Train surfers stand outside a train, either on the side or on the top, while a train is moving. They perform stunts, such as dodging the overhead lines. It is extremely dangerous and illegal.
Most train surfing appears to take place between Mutual station and Khayelitsha. The images and videos here were filmed on 10 October at about 6:45pm between Philippi and Stock Road stations.
Surfing typically takes place during peak hours -- between 7am to 8am and from 3pm to 7pm. Trains are often congested during these times. Commuters hang on doors, windows, between carriages and even on top of the trains. But train surfing means more than merely hanging on to the outside; it involves doing stunts too. There were about ten people surfing when these images and videos were shot.
Surfers range in age from school boys to blue collar workers.
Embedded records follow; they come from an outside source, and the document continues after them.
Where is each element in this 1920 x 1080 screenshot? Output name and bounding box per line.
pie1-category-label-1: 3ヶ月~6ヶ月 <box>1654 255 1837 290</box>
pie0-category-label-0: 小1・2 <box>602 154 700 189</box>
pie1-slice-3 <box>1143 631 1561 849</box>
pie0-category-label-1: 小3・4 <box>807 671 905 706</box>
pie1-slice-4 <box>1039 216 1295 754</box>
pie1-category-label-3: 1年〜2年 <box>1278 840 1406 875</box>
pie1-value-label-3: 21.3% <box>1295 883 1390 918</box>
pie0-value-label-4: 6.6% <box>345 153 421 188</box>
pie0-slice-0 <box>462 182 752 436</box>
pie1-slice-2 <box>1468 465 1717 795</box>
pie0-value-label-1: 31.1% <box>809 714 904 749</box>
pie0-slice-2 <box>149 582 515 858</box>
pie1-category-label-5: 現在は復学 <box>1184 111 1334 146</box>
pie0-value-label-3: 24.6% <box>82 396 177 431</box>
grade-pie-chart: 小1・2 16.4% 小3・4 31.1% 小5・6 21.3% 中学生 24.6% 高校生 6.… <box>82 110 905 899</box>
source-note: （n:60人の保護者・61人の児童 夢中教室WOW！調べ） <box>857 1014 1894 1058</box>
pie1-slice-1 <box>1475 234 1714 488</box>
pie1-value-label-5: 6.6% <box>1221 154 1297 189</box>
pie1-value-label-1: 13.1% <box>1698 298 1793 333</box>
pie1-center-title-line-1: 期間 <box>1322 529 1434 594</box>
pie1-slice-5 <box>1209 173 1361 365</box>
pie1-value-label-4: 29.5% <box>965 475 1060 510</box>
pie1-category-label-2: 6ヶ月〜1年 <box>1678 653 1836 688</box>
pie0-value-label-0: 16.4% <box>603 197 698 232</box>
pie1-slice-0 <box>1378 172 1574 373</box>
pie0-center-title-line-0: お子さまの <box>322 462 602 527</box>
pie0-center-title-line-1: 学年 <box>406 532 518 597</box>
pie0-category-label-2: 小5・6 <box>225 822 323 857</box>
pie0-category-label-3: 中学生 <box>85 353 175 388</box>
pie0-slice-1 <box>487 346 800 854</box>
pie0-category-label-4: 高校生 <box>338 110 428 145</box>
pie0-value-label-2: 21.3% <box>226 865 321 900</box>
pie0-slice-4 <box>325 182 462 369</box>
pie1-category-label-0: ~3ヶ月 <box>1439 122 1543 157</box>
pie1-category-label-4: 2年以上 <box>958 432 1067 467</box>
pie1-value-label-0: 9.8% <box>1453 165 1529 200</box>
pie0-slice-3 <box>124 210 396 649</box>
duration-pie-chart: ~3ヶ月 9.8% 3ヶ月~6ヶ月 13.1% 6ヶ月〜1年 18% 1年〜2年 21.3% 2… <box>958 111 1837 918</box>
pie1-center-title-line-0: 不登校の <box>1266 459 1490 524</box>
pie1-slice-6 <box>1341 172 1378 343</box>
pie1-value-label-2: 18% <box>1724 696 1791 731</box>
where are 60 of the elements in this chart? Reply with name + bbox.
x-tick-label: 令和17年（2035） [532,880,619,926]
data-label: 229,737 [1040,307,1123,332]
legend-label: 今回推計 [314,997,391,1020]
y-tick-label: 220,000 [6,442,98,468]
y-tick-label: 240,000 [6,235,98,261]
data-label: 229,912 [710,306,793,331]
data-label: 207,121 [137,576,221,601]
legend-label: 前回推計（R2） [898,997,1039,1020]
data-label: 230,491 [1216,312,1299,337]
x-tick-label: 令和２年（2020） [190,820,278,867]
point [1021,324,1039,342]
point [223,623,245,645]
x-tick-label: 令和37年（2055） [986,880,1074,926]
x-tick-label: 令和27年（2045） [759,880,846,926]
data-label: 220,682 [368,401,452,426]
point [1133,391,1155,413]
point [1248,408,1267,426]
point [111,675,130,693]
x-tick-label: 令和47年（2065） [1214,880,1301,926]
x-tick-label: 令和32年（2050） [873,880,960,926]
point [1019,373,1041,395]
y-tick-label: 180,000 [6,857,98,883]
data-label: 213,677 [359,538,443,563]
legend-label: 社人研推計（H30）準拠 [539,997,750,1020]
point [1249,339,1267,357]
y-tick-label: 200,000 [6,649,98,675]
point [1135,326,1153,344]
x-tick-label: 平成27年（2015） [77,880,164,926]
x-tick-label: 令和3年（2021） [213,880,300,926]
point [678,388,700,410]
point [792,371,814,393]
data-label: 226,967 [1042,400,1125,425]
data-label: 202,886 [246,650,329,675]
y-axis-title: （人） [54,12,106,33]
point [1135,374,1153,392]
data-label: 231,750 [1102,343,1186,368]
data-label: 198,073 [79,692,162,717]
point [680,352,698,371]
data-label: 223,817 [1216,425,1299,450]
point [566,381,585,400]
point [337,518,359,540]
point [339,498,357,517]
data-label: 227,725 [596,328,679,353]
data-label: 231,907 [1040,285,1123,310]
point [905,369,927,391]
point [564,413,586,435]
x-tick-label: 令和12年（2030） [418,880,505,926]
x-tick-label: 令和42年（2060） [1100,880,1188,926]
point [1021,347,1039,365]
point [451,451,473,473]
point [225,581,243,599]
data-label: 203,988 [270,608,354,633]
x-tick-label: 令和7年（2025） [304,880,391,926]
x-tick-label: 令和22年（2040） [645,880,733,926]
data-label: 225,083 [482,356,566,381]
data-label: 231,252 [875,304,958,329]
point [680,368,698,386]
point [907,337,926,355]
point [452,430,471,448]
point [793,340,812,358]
Primary and high school students typically do what is called "ukulathaza": running next to the train on the platform until it is at high speed, and then they jump in. Some of the adults take it to the extreme of running on top of the train while it is in motion and ducking under cables and bridges, as in the videos below.
No one appears to make a serious effort to stop the surfers. There's a lack of security and the trains are packed, with no authorities around to check on safety. If there are security personnel, they usually stand with the drivers on each end of the train, which means they can't really see what happens when the train is in motion.
"Spiderman" is a blue collar worker who surfs. I asked him why he does it. He replied, "To us this is a sport. I mostly do it for adrenaline and the thrill can get addictive."